Ahmed continua: “Lungo la strada continuavamo a fare proseliti, molte persone hanno mostrato solidarietà per la nostra marcia, fino a contarne più di ventimila quando siamo arrivati di fronte alla moschea di El-Nour, dove abbiamo trovato barricate, filo spinato, veicoli blindati, polizia militare e forze della sicurezza nazionale che ci hanno impedito di proseguire; tutti i lati della strada erano bloccati. Alcuni sono riusciti a scappare prima dello scontro, i manifestanti rimanenti erano circa quattromila, e abbiamo notato in una strada laterale sulla destra circa mille persone che hanno cominciato a provocare, prima insultandoci, poi tirandoci contro spranghe e pietre. Abbiamo cercato di rispondere con le pietre che ci tiravano addosso, ma eravamo circondati da queste persone che ci colpivano persino nascondendosi dietro la polizia e i militari; così, quando noi rispondevamo sembrava quasi che volessimo colpire le forze dell’ordine. Era un grande caos, tutte le strade erano chiuse, perciò non potevamo ritirarci. L’Imam della moschea è riuscito ad aprirci una via fuori da quell’Inferno, è stato l’unico ad averci realmente protetto, visto che la polizia e i militari osservavano la situazione senza intervenire. Ci siamo ritirati verso piazza Tahrir, dove siamo arrivati verso mezzanotte, naturalmente c’erano molti feriti, più di 300 secondo il ministero della Salute. Alcune persone del quartiere di Abbasseya ci hanno riferito che alcuni ufficiali militari li avevano avvertiti di una “marcia di teppisti” alla quale dovevano resistere, altrimenti avrebbero visto distrutte tutte le loro proprietà. Comunque, i residenti di Abbasseya hanno poi organizzato due marce dal loro quartiere fino in piazza Tahrir, per chiedere scusa degli incidenti e sostenendo che non erano stati loro ad iniziare gli scontri, erano stati completamente fuorviati dai militari”.

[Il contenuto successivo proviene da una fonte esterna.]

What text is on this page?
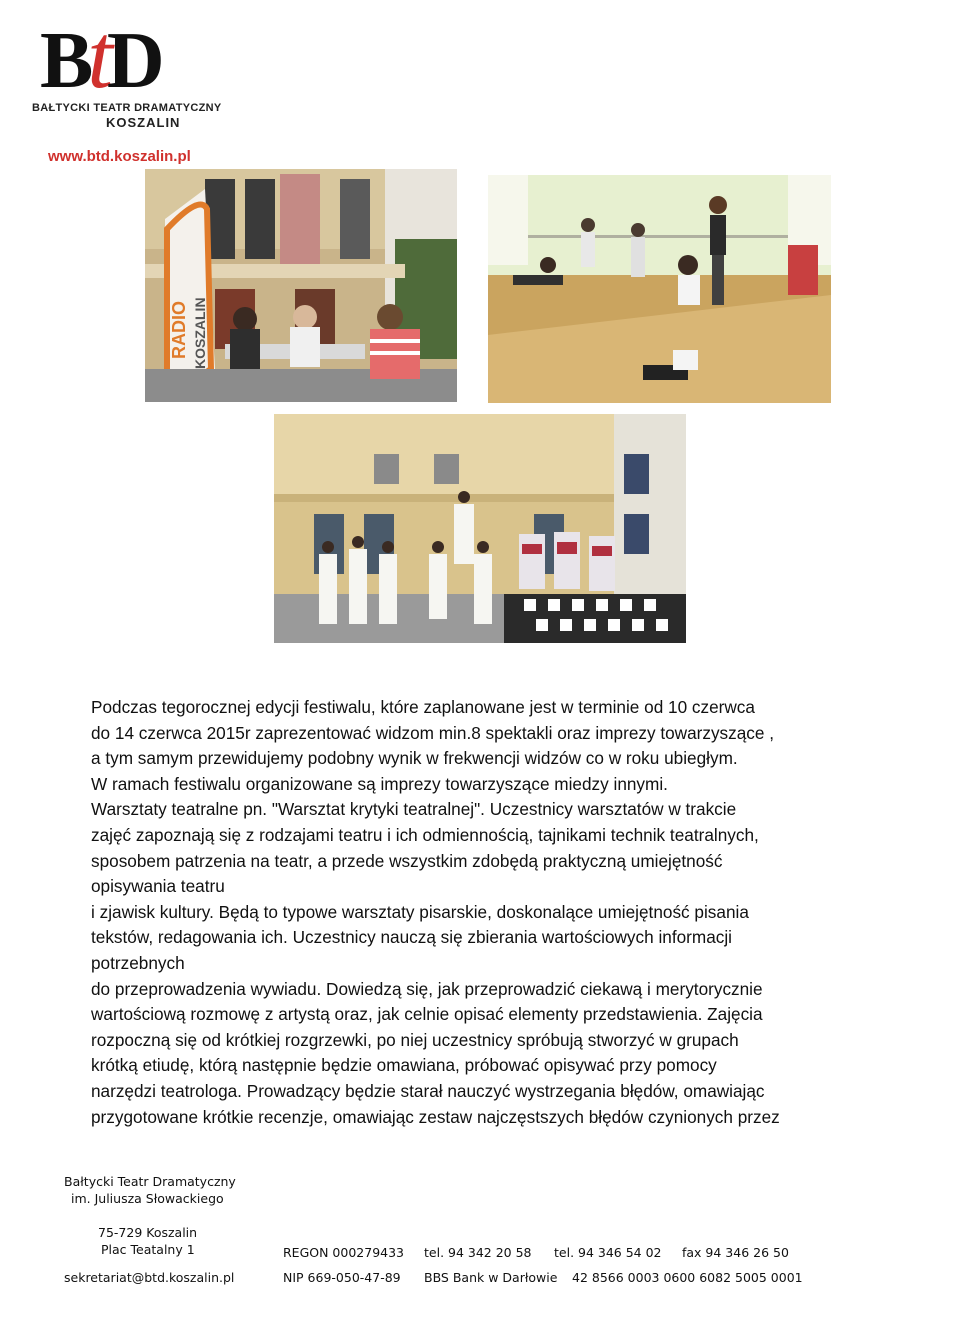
BtD
BAŁTYCKI TEATR DRAMATYCZNY
KOSZALIN
www.btd.koszalin.pl
RADIO KOSZALIN
Podczas tegorocznej edycji festiwalu, które zaplanowane jest w terminie od 10 czerwca
do 14 czerwca 2015r zaprezentować widzom min.8 spektakli oraz imprezy towarzyszące ,
a tym samym przewidujemy podobny wynik w frekwencji widzów co w roku ubiegłym.
W ramach festiwalu organizowane są imprezy towarzyszące miedzy innymi.
Warsztaty teatralne pn. "Warsztat krytyki teatralnej". Uczestnicy warsztatów w trakcie
zajęć zapoznają się z rodzajami teatru i ich odmiennością, tajnikami technik teatralnych,
sposobem patrzenia na teatr, a przede wszystkim zdobędą praktyczną umiejętność
opisywania teatru
i zjawisk kultury. Będą to typowe warsztaty pisarskie, doskonalące umiejętność pisania
tekstów, redagowania ich. Uczestnicy nauczą się zbierania wartościowych informacji
potrzebnych
do przeprowadzenia wywiadu. Dowiedzą się, jak przeprowadzić ciekawą i merytorycznie
wartościową rozmowę z artystą oraz, jak celnie opisać elementy przedstawienia. Zajęcia
rozpoczną się od krótkiej rozgrzewki, po niej uczestnicy spróbują stworzyć w grupach
krótką etiudę, którą następnie będzie omawiana, próbować opisywać przy pomocy
narzędzi teatrologa. Prowadzący będzie starał nauczyć wystrzegania błędów, omawiając
przygotowane krótkie recenzje, omawiając zestaw najczęstszych błędów czynionych przez
Bałtycki Teatr Dramatyczny
im. Juliusza Słowackiego
75-729 Koszalin
Plac Teatalny 1
sekretariat@btd.koszalin.pl
REGON 000279433
NIP 669-050-47-89
tel. 94 342 20 58
BBS Bank w Darłowie
tel. 94 346 54 02
42 8566 0003 0600 6082 5005 0001
fax 94 346 26 50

L’eco di quanto accaduto nella notte del 23 sta ancora risuonando sulla scena politica egiziana. Il giorno dopo, la conduttrice di un talk-show, Dina Abd El-Rahman, è stata licenziata dall’emittente satellitare indipendente dove lavorava per aver litigato con il generale Hassan Rwayini, membro del Consiglio militare, e con il generale Abd El-Moneim Kato, un esperto strategico. La lite è scoppiata per aver difeso la scrittrice Naglaa Bedeir che accusava il Consiglio militare di violenze ingiustificate proprio in merito al 23 luglio. Vale la pena di ricordare che due giorni prima dei tristi accadimenti del 23 luglio, il Consiglio militare ha rilasciato la dichiarazione numero 69 in cui accusava esplicitamente il movimento giovanile 6 Aprile di essere composto da rivoltosi e di pensare unicamente alla propria agenda.
Il movimento 6 Aprile, insieme ad altri movimenti giovanili, ha rifiutato il documento del Consiglio militare, e ha chiesto alla giunta di mostrare delle prove per queste accuse.
Traduzione di Lorenzo Fimiani e Costantino Pistilli.